The Wikipedia Categories-based rewriter adds a few results on top of what the unaided search engines found, especially for terms that normally got very few results (consider the left side of the Wikipedia/DART graph in Figure 1.) The trend lines are barely higher than the control line, which suggests that the Wikipedia rewriter was not that effective. The trend lines are somewhat misleading, though, since they are skewed by some outliers to the right.

Meanwhile, the Word2Vec rewriter shows many more added search results, as shown by the trend lines that are far above the dashed control line. This indicates that it was generally more successful than the Wikipedia-based rewriter. However, future work would have to determine how relevant these additional terms are.

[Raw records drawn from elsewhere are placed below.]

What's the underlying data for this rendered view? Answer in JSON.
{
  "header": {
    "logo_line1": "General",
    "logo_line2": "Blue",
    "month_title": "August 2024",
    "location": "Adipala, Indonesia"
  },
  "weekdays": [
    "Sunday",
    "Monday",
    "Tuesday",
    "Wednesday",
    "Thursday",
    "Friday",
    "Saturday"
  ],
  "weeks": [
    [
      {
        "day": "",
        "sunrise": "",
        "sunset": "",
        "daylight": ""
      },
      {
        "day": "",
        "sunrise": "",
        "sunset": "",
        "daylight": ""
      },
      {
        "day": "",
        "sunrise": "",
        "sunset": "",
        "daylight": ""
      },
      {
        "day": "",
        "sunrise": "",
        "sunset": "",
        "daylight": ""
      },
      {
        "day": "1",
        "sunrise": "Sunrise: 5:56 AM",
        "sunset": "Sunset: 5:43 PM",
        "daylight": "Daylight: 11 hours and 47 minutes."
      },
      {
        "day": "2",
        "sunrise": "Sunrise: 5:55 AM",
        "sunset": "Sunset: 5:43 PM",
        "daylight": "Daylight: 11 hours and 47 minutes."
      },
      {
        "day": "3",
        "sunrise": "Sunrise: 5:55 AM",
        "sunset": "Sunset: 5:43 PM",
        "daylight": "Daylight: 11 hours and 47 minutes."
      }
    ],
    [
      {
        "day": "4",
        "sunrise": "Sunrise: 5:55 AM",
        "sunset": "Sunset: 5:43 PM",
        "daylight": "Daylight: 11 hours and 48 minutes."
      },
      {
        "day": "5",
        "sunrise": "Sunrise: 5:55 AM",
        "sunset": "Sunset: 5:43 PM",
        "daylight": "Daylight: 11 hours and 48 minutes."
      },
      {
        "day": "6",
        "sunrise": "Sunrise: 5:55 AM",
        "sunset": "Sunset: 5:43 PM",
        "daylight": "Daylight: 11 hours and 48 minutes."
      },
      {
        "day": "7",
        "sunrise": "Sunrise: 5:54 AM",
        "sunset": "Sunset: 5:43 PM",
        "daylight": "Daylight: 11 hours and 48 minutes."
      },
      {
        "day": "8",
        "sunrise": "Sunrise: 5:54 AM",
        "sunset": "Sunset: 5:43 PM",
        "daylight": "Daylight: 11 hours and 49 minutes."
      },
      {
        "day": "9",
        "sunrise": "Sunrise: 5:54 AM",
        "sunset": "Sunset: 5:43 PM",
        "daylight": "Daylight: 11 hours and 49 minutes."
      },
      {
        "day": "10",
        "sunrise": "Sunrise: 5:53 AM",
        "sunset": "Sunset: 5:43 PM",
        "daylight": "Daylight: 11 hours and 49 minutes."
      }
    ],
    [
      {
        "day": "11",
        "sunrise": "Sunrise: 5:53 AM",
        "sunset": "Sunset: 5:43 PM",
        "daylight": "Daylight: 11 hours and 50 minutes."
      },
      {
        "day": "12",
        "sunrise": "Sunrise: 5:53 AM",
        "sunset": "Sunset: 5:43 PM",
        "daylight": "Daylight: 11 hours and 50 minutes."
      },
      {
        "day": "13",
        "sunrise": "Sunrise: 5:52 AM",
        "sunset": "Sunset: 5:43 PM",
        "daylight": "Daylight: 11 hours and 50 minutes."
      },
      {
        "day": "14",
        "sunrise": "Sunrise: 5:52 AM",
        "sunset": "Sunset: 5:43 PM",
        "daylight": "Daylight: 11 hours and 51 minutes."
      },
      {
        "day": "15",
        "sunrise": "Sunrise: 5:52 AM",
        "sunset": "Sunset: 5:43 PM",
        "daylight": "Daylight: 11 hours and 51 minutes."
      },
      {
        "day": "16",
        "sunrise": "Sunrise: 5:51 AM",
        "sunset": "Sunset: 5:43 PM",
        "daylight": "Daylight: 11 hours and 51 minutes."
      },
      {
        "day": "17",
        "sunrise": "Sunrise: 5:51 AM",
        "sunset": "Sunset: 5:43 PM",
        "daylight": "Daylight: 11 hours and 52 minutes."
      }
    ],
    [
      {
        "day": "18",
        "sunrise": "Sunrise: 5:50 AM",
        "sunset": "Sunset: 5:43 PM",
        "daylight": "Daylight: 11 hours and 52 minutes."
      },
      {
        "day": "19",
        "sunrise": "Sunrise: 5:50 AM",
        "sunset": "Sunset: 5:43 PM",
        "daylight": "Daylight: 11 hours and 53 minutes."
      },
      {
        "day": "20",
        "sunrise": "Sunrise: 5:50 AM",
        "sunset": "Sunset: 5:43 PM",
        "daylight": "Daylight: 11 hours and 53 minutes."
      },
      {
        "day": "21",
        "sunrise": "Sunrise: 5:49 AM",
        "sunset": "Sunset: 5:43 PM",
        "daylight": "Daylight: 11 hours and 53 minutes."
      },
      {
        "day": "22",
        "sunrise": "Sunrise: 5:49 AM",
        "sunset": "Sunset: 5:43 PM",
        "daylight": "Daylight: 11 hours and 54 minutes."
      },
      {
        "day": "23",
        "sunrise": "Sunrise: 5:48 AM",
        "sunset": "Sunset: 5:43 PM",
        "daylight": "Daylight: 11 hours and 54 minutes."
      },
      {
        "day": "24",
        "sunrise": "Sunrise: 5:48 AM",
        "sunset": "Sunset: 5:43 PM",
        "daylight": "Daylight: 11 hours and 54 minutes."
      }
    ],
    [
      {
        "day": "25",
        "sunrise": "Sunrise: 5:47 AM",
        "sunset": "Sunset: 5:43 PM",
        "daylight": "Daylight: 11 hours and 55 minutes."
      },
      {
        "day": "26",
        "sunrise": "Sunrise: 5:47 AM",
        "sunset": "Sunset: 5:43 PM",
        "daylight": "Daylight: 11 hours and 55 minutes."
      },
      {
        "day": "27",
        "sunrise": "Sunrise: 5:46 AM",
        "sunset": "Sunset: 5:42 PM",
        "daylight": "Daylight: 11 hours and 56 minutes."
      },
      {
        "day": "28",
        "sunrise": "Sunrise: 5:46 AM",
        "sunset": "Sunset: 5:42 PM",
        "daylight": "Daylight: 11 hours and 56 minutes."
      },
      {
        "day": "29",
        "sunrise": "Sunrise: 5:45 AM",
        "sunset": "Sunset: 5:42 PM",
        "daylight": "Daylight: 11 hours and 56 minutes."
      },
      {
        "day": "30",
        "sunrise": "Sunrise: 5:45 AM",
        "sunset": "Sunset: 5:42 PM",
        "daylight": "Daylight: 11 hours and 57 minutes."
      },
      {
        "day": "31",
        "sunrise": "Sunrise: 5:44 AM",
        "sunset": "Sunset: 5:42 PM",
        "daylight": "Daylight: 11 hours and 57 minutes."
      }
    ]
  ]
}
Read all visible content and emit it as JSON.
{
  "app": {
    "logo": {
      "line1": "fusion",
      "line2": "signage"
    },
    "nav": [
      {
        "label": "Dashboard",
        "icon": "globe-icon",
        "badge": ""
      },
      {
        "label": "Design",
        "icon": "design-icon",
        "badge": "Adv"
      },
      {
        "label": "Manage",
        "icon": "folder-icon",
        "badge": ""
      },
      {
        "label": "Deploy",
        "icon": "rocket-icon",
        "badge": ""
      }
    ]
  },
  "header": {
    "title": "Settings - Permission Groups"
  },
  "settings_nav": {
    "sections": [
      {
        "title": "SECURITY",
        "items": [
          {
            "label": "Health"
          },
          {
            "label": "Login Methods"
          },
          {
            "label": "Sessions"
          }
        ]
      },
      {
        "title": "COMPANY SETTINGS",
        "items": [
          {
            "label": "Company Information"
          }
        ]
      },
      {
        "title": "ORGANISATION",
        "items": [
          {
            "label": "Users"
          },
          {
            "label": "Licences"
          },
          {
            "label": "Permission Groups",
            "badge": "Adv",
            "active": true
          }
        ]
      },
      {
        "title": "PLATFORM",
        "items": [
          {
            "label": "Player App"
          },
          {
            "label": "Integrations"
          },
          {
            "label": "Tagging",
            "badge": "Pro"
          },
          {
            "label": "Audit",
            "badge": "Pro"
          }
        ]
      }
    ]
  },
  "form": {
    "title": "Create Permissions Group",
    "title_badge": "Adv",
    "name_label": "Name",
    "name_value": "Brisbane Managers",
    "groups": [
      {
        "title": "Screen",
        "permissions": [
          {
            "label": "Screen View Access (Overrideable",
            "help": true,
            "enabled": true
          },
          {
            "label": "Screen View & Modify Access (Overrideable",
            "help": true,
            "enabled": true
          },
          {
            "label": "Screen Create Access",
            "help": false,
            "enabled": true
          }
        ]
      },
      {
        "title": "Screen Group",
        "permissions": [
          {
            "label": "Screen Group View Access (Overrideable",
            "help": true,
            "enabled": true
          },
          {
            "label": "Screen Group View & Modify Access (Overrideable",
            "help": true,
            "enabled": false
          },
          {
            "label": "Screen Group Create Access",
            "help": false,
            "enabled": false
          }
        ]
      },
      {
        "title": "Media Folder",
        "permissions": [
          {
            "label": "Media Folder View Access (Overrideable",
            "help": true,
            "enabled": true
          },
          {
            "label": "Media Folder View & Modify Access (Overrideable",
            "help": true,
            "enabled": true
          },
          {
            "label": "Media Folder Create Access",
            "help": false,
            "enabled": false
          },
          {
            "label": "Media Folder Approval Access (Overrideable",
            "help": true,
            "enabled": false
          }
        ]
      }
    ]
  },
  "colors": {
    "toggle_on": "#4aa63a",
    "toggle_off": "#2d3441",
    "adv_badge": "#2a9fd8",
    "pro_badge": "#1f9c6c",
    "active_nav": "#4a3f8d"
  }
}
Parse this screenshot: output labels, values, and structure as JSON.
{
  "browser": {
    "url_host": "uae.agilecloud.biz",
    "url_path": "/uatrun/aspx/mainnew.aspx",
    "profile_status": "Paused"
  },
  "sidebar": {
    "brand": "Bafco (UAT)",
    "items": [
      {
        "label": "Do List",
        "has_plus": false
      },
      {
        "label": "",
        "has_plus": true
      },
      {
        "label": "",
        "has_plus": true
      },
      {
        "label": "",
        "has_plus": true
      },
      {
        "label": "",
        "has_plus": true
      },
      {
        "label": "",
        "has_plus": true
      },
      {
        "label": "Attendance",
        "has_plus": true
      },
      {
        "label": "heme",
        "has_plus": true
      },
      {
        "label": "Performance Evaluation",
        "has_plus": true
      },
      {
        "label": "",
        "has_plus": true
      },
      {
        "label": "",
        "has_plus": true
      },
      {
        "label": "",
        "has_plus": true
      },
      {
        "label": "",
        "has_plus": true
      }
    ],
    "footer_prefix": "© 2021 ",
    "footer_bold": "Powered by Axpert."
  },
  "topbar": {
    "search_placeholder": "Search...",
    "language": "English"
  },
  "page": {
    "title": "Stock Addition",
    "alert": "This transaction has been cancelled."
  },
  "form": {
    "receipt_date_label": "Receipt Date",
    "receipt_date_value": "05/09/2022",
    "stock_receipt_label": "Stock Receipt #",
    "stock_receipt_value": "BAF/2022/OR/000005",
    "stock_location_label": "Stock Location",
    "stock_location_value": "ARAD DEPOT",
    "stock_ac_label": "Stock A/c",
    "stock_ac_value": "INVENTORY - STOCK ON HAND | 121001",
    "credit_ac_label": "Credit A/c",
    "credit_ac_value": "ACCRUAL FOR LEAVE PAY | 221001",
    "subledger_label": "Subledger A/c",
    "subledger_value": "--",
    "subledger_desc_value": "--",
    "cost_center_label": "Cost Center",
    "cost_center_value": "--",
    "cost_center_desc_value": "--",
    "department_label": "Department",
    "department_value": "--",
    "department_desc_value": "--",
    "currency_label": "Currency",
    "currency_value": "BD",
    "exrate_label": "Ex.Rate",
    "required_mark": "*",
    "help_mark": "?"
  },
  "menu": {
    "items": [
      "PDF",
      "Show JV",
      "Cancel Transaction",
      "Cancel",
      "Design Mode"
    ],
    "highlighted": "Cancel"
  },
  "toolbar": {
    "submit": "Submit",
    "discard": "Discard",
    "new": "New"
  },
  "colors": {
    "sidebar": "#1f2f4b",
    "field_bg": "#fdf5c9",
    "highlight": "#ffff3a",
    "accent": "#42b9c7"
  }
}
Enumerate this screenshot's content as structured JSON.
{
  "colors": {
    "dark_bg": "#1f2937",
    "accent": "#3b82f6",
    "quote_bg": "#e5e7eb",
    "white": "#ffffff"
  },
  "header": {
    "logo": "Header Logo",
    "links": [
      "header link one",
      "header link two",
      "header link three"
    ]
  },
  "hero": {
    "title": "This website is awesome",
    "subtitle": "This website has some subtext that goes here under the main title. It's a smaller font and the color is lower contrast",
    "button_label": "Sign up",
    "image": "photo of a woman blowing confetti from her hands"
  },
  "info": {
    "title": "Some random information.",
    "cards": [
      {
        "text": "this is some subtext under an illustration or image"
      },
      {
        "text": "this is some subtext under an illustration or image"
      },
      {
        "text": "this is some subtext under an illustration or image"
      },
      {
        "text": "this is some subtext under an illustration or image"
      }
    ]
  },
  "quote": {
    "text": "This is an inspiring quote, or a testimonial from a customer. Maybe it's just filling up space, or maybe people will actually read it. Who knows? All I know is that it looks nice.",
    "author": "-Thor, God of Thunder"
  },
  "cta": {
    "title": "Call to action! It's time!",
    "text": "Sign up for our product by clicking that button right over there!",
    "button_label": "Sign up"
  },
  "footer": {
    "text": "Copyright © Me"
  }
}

Comparing search better hits.

Figure 2: the average number of search results that the DART search engine provides, with and without rewriters. The orange series considers only terms that get zero search results without rewriting and indicates how well the query rewriters address the zero-result problem.

We took a close look at DART to see if we were truly solving the zero-result problem. As Figure 2 shows, DART found an average of 83 results without rewriting, 184 with the Wikipedia Categories rewriter, and 354 with the Word2Vec rewriter. And for those search terms that yielded zero results without rewriting, the Wikipedia rewriter found an average of 106 results, and the Word2Vec rewriter found an average of 75. This is a massive improvement and an indication that our query rewriters are truly improving upon the zero-result problem. Of course, there is always room for improvement.

Code and documentation available online

As we mentioned earlier, our search engines and query rewriters are free and open-source; you can find them on GitHub at https://github.com/hathix/searchbetter or install them via Python’s “pip” tool. For documentation, see http://searchbetter.readthedocs.io/.

Thanks and looking ahead

I had the privilege of working with Daniel Seaton and Professor Dustin Tingley on this project as part of CS 91r, Harvard’s computer science research-for-credit course. I thank Daniel and Professor TIngley for providing the vision for the project and lots of subsequent technical help. Thanks also to the HarvardX and DART teams for graciously providing me the data and resources needed to make and test my libraries.

It’s not very common that undergraduate research gets to make such a big impact in such little time. But DART, as a large, new, and user-facing product, makes it easy for undergraduates like me to contribute both theoretical findings and practical software. There are plenty more opportunities for anyone, especially undergraduates, to work at the forefront of educational technology and machine learning with DART. DART is a place where undergraduate research can make a big impact in a short time.

Disclaimer: Responsibility for the information and views expressed in this blog lies entirely with the author and are NOT endorsed in any way by organizations mentioned in the blog.